Functional fetal echocardiography using TDI is a promising tool in experienced hands for a selected group of patients. However, its introduction to more general clinical practice is hampered partly because it is cumbersome and time consuming. Our study indicates that automated analysis of fetal cardiac function assessed by color TDI is feasible using a newly developed algorithm. If the automated method could be used for instantaneous on-line display of results it could prove to be clinically useful. The automated technique requires substantially less time to analyze the TDI velocity traces compared to the manual method. The method is not dependent on an ECG in order to define time intervals and therefore suitable for antenatal assessment of human fetuses. As the automated method uses enhanced acceleration shifts rather than crossing points of velocity traces with the baseline for defining different phases of the cardiac cycle, it can be expected to reduce the errors related to fetal breathing and movements. Furthermore, multiple cardiac cycles can be evaluated quickly and averaged, which could result in a potentially higher accuracy of measurements compared to a manual analysis.
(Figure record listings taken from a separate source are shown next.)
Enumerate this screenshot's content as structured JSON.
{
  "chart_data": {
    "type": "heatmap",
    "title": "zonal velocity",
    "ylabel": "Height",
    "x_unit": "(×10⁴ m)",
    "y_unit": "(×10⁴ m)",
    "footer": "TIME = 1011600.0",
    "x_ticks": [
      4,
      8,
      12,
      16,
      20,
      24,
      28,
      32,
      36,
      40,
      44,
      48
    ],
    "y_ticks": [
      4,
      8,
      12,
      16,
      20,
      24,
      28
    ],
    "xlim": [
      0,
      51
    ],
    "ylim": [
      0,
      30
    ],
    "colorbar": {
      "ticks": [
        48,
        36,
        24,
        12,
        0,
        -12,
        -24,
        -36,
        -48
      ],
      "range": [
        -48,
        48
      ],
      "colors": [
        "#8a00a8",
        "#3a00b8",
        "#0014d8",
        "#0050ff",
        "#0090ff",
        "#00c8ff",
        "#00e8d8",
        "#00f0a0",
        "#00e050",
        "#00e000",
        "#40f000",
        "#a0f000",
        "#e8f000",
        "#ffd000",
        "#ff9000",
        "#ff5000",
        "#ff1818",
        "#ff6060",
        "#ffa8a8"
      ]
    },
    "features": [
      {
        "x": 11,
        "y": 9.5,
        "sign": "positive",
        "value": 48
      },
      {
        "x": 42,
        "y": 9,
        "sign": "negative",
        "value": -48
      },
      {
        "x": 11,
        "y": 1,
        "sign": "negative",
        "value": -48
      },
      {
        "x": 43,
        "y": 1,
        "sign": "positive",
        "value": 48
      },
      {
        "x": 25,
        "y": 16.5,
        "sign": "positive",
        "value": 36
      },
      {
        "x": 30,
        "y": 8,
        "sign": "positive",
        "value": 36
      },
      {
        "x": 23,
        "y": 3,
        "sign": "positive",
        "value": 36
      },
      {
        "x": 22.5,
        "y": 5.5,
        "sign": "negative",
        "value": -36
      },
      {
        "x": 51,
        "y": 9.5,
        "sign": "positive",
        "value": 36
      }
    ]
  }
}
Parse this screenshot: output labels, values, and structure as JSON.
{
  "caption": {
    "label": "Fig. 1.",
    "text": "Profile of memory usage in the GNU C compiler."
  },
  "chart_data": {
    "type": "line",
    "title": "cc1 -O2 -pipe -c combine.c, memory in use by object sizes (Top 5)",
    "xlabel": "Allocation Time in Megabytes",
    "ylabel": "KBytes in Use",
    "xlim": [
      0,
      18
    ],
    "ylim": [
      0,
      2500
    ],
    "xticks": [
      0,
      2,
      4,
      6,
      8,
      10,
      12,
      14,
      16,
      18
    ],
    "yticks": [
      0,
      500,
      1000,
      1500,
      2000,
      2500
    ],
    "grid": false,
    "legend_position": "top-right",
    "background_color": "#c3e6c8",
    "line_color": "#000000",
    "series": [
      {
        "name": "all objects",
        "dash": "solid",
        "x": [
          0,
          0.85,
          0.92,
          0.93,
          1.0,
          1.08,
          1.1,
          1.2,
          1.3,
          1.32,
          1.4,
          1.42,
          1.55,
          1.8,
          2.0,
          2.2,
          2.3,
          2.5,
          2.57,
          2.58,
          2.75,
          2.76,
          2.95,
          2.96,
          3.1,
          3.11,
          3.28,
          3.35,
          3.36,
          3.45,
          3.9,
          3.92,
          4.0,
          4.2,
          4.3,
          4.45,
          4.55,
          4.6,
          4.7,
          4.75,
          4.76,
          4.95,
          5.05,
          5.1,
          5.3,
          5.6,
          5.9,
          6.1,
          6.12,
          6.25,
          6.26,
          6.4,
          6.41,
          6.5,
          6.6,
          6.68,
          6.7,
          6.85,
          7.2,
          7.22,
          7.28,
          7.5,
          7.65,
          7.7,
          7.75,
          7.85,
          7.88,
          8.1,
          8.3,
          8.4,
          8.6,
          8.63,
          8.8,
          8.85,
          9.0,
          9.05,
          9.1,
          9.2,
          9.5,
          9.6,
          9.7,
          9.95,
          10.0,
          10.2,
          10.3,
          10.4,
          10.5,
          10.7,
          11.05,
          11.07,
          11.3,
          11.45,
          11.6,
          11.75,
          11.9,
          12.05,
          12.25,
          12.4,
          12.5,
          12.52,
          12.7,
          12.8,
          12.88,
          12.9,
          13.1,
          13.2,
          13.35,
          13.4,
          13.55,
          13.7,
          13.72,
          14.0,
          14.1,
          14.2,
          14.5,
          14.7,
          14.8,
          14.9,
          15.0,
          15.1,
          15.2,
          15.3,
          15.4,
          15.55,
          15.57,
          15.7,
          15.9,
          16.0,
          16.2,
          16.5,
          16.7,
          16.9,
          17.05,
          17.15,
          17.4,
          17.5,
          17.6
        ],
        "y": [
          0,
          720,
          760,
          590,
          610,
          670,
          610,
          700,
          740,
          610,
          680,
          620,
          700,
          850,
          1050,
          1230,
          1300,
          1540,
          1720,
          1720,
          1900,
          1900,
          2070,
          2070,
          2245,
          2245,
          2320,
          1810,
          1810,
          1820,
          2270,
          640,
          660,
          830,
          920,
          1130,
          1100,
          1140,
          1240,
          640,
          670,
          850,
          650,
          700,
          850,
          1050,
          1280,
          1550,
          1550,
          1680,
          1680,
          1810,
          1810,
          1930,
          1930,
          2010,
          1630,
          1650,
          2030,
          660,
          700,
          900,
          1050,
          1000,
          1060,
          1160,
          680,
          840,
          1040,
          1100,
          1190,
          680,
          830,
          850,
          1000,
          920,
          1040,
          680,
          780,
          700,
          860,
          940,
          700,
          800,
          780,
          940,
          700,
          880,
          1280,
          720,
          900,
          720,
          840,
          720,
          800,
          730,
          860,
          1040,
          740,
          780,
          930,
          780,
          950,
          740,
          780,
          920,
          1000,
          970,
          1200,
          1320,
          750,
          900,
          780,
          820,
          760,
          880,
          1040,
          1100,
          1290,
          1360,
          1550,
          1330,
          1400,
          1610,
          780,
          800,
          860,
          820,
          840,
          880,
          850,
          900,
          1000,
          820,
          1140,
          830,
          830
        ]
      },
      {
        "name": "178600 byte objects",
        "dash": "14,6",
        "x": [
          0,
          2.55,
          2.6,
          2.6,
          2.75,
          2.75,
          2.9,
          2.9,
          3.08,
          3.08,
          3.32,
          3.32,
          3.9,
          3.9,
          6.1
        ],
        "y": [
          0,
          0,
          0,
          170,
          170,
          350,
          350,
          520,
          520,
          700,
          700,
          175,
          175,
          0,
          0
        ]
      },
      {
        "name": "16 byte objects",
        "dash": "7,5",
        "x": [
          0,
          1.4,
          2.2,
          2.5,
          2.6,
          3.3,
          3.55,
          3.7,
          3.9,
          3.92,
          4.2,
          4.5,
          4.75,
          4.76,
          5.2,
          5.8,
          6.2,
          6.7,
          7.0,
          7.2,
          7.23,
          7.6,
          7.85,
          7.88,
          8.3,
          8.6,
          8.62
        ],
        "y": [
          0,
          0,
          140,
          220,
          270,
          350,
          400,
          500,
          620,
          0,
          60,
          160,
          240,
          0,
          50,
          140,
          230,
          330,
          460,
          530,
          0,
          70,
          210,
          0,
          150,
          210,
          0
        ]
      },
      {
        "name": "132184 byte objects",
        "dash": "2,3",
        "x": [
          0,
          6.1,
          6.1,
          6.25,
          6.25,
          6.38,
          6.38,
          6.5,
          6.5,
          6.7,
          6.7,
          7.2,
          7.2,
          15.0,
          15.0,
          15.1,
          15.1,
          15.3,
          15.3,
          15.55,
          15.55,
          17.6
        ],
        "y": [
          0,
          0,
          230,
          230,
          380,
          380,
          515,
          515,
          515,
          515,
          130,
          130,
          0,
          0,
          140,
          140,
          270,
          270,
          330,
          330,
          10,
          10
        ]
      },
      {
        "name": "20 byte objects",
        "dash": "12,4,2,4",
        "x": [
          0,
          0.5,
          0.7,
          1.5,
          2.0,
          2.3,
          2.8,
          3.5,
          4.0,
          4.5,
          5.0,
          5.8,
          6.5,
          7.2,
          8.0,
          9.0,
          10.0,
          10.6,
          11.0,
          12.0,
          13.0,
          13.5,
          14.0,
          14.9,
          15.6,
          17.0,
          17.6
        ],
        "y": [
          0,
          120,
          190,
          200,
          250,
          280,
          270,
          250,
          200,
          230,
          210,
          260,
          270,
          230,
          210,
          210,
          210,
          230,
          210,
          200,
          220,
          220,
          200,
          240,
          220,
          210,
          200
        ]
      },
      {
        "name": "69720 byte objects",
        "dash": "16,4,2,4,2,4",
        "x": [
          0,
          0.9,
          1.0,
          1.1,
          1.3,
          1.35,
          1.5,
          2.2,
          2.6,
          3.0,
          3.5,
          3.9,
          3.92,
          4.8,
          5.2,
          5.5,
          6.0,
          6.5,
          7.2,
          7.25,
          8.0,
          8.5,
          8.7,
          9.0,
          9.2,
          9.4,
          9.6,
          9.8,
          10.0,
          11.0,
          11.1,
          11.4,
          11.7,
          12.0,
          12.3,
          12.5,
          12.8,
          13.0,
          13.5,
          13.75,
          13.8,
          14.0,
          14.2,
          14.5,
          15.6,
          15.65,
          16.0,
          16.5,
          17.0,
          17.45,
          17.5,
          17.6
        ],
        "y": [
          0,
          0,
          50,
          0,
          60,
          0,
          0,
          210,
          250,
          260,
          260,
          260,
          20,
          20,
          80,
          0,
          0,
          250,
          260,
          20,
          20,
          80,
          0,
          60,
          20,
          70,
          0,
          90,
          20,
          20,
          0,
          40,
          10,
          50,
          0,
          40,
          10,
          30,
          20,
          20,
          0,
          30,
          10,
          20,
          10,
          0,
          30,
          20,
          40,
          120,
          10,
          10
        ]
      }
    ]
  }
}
The automated method appears to be dependent on the quality of velocity traces and its derivatives, i.e. acceleration traces, and these seem to vary with the size of the ROI. The fetal heart grows considerably throughout gestation. Tan et al. have measured the thickness of the septum in a fetal four chamber view at end-diastole giving wall dimensions of 1.8 mm, 2.9 mm and 3.6 mm at a gestational age of 20, 30 and 40 weeks respectively. Studies of the right ventricular cavity at end-diastole demonstrate the length to be 12 mm, 20 mm and 26 mm at 20, 30 and 40 weeks respectively [24, 25]. As the fetal heart grows with advancing gestation we would suggest increasing ROI sizes with increasing gestational age. The width of the ROI should cover the width of the wall measured and, therefore, it seems adequate to choose 2 mm in GA I, 3 mm in GA II and 4 mm in GA III. While choosing ROI length the one producing distinct acceleration traces should be selected in order to optimize the automated method. However, an excessive loss of velocity information should be avoided. Therefore we suggest the use of a 2×2 mm ROI in GA I (18–24 weeks), a 4×3 mm ROI in GA II (25–32 weeks) and a 6×4 mm ROI in GA III (33–41 weeks).
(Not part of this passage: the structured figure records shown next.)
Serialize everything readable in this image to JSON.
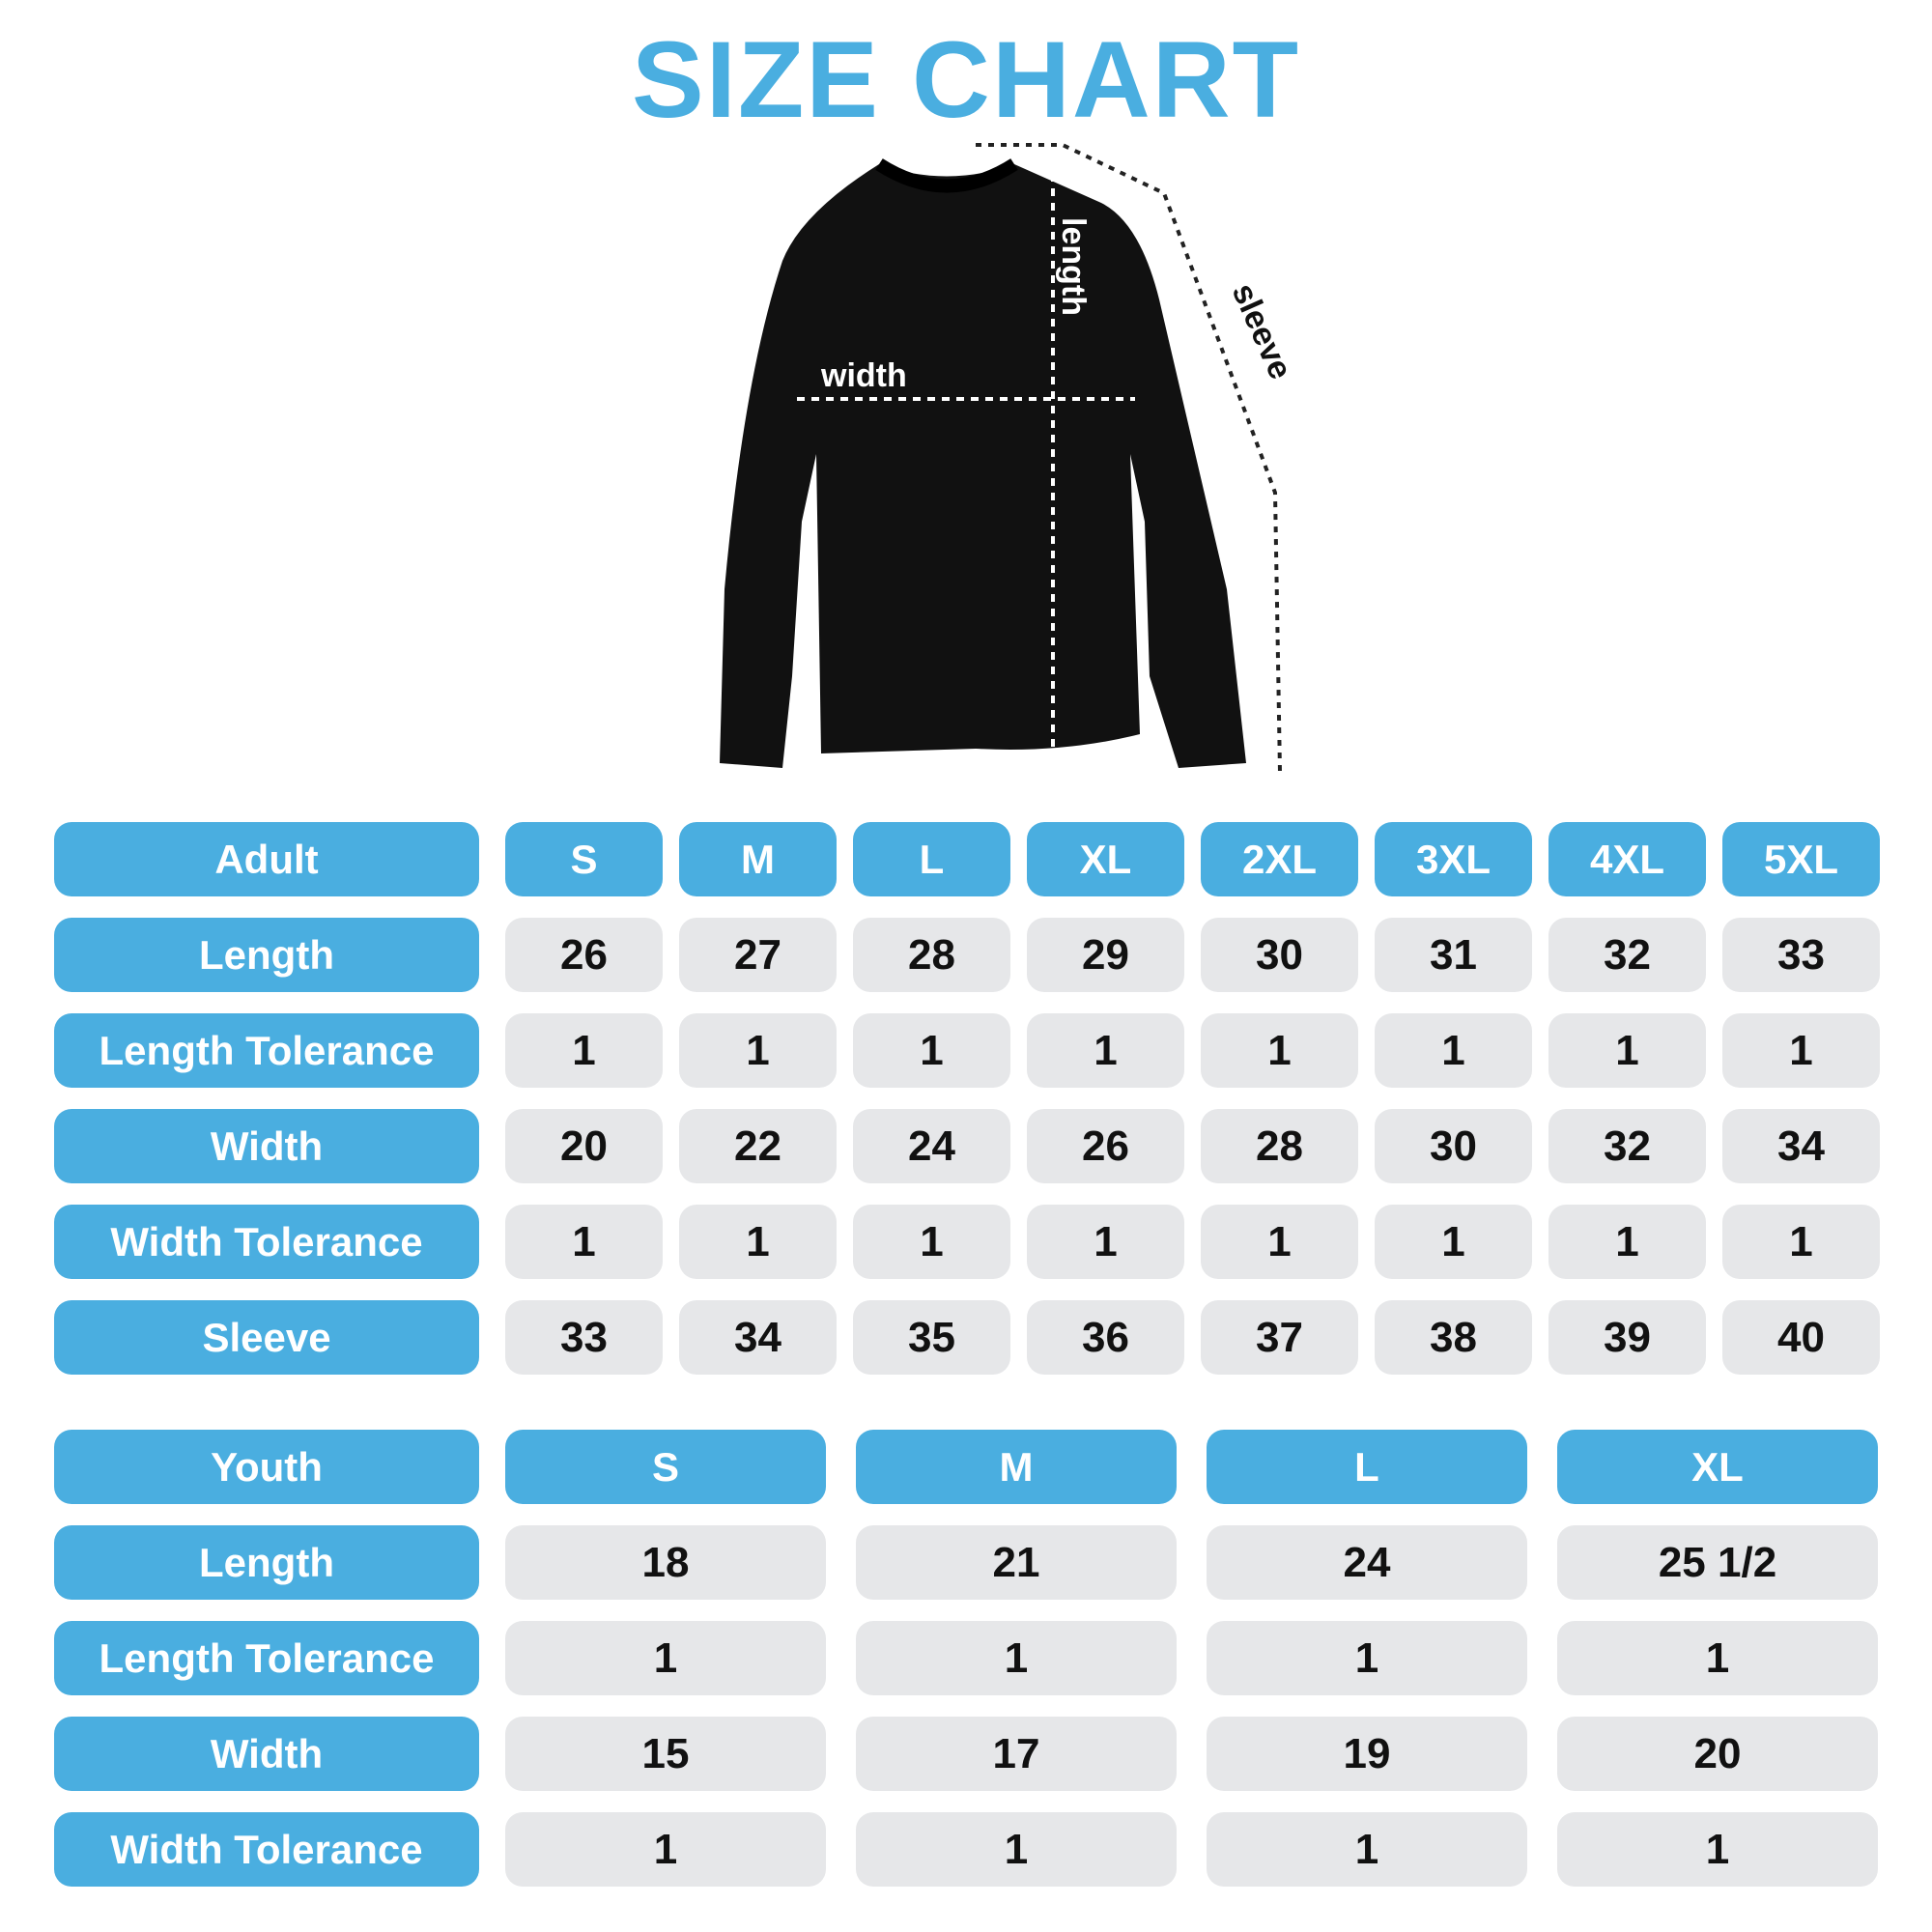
{
  "title": "SIZE CHART",
  "colors": {
    "accent": "#4aaee0",
    "cell_bg": "#e6e7e9",
    "text": "#111111"
  },
  "diagram": {
    "width_label": "width",
    "length_label": "length",
    "sleeve_label": "sleeve"
  },
  "adult": {
    "header": "Adult",
    "sizes": [
      "S",
      "M",
      "L",
      "XL",
      "2XL",
      "3XL",
      "4XL",
      "5XL"
    ],
    "rows": [
      {
        "label": "Length",
        "values": [
          "26",
          "27",
          "28",
          "29",
          "30",
          "31",
          "32",
          "33"
        ]
      },
      {
        "label": "Length Tolerance",
        "values": [
          "1",
          "1",
          "1",
          "1",
          "1",
          "1",
          "1",
          "1"
        ]
      },
      {
        "label": "Width",
        "values": [
          "20",
          "22",
          "24",
          "26",
          "28",
          "30",
          "32",
          "34"
        ]
      },
      {
        "label": "Width Tolerance",
        "values": [
          "1",
          "1",
          "1",
          "1",
          "1",
          "1",
          "1",
          "1"
        ]
      },
      {
        "label": "Sleeve",
        "values": [
          "33",
          "34",
          "35",
          "36",
          "37",
          "38",
          "39",
          "40"
        ]
      }
    ]
  },
  "youth": {
    "header": "Youth",
    "sizes": [
      "S",
      "M",
      "L",
      "XL"
    ],
    "rows": [
      {
        "label": "Length",
        "values": [
          "18",
          "21",
          "24",
          "25 1/2"
        ]
      },
      {
        "label": "Length Tolerance",
        "values": [
          "1",
          "1",
          "1",
          "1"
        ]
      },
      {
        "label": "Width",
        "values": [
          "15",
          "17",
          "19",
          "20"
        ]
      },
      {
        "label": "Width Tolerance",
        "values": [
          "1",
          "1",
          "1",
          "1"
        ]
      }
    ]
  }
}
TDI might be a useful method in assessing fetal cardiac function, but there is a lack of standardization concerning image acquisition, data analysis and post-processing. As we use a fixed (stationary) ROI placed at the level of the AV-plane at end systole, the myocardium apical to the original position will be interrogated during the rest of the cardiac cycle. Therefore, it might be important to choose a reasonably large ROI to reduce the variability associated with operator placement of the ROI [18]. Substantial loss of velocity information and increasing interquartile ranges with increasing ROI length are limitations that should be considered while assessing myocardial velocities. The main focus of this automated method was, however, the assessment of cardiac cycle time intervals, and a larger ROI size seems to optimize traces for this purpose and consequently could improve automation.

Although only a small number of women with normal pregnancies were examined, for a feasibility study we had a reasonable number of traces (n = 261) to evaluate. However, all color TDI recordings are unlikely to be adequate for evaluation even by manual method in a larger unselected population. The accuracy of the automated algorithm should be tested in a larger population including pathological pregnancies.


An automated analysis of color TDI fetal myocardial velocity traces seems feasible, especially for measuring cardiac cycle time intervals, and has the potential for clinical application.